07 августа 2016, 16:02
Категория: книги
Историк Лев Лурье исключительно основательно готовится к задуманному им празднику «Дню Д», который впервые пройдет в городе 3 сентября, в день 75-летия Сергея Довлатова. Обширная культурная программа, которая захватит также 2 и 4 сентября, включает в себя презентацию новой книги. Фонтанка» одной из первых ознакомилась с трудом Льва и Софьи Лурье, воссоздающим по крупицам сколь уникальный, столь и трагический хронотоп – «Ленинград Довлатова».

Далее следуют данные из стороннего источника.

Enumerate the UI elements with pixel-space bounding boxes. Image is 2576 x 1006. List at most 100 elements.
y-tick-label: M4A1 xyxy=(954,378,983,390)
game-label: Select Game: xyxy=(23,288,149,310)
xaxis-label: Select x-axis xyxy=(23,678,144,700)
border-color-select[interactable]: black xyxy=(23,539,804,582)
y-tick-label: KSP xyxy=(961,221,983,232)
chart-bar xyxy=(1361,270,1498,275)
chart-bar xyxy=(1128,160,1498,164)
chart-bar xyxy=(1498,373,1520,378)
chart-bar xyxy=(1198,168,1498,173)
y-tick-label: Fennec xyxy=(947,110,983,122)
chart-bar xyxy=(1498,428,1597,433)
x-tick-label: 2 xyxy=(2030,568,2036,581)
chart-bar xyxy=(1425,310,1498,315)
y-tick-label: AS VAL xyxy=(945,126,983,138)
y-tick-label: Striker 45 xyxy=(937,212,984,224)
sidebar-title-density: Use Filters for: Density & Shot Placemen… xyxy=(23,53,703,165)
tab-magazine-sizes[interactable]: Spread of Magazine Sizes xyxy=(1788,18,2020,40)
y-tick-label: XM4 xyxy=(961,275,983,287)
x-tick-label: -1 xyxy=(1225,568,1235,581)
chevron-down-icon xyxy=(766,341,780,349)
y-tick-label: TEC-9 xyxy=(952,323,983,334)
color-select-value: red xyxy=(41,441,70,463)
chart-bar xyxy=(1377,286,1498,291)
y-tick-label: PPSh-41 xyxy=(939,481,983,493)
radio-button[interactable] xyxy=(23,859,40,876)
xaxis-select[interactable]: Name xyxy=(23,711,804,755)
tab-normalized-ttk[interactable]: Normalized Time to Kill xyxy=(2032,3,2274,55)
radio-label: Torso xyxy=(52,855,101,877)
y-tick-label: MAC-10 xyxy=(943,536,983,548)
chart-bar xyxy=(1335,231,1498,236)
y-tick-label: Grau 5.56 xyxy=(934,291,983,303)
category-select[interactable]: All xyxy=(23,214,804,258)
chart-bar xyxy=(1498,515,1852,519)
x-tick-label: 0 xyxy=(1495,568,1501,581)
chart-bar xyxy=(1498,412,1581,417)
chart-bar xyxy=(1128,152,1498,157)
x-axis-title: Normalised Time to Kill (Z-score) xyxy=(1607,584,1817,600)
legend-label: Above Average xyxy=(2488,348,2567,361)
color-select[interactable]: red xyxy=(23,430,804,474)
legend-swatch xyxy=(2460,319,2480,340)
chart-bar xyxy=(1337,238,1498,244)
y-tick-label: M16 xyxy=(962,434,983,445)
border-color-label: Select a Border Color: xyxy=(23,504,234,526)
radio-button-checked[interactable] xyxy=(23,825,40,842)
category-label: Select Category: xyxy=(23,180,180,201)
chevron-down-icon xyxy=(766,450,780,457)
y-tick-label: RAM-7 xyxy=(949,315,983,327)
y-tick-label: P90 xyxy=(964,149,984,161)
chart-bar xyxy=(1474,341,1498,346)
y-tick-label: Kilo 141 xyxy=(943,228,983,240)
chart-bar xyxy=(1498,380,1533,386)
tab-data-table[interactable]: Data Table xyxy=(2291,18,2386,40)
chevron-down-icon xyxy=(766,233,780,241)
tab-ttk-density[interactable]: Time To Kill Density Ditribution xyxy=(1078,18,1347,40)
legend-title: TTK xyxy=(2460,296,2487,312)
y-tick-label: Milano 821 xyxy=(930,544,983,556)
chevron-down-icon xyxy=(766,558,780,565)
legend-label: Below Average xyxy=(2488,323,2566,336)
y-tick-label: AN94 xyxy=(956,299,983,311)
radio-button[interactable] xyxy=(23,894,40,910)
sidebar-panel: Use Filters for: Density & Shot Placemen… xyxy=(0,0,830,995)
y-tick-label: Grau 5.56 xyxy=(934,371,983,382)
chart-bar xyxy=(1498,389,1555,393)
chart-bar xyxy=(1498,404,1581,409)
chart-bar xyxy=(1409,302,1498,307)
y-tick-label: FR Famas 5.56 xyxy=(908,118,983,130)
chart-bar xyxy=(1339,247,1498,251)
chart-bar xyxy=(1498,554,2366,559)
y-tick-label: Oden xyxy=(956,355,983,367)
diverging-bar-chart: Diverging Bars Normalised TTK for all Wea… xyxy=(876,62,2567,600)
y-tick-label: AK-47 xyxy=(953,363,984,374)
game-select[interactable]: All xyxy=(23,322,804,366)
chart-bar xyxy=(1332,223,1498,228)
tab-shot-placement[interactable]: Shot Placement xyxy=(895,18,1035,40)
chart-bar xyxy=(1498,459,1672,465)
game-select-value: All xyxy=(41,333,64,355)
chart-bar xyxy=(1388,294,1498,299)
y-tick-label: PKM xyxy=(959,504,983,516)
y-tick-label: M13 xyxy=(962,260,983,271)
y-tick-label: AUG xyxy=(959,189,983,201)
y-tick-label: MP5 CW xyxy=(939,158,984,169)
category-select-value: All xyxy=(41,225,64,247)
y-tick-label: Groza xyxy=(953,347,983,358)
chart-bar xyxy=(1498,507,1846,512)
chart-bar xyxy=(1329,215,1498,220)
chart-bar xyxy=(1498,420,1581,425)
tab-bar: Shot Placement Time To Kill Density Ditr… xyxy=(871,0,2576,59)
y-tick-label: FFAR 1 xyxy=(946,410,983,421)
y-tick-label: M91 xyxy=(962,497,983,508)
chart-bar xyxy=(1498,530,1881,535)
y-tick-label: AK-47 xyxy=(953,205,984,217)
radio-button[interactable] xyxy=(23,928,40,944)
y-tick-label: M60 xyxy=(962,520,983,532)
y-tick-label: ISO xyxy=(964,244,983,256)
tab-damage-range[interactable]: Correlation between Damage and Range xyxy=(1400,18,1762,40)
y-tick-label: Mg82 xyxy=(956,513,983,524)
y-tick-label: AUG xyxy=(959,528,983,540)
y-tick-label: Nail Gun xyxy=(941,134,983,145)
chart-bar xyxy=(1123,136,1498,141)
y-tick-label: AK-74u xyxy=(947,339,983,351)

«Для большинства читателей Довлатова, которые годятся ему в сыновья, а то и во внуки, реалии социалистического Ленинграда туманнее, чем жизнь современного Хельсинки», – с такого парадоксального посыла начинается исторический путеводитель по довлатовскому Ленинграду, составленный историком, публицистом, культуртрегером, телеведущим Львом Лурье в соавторстве с дочерью, Софьей Лурье. И далее почти на двух сотнях страниц выстраиваются три маршрута по советскому Ленинграду – от одного адреса, связанного с именем «самого популярного в родном городе писателя второй половины XX века» Сергея Довлатова к другому – то проходными дворами, то троллейбусом, то трамваем. Но адреса соединены в целое не только жизнью и судьбой одного писателя, точки на картах (с карты маршрута начинается каждая глава) сплавлены воедино атмосферой времени, точнее, разных исторических времен: первый маршрут «Вокруг улицы Рубинштейна» отвечает за послевоенный период Ленинграда – он же, детство и школьные годы Довлатова; второй, «Невский проспект» – за университетский период; третий с принципиально нетопографическим заголовком «Поколение» – за годы тщетных и глубоко драматичных попыток писателя доказать системе, что он писатель.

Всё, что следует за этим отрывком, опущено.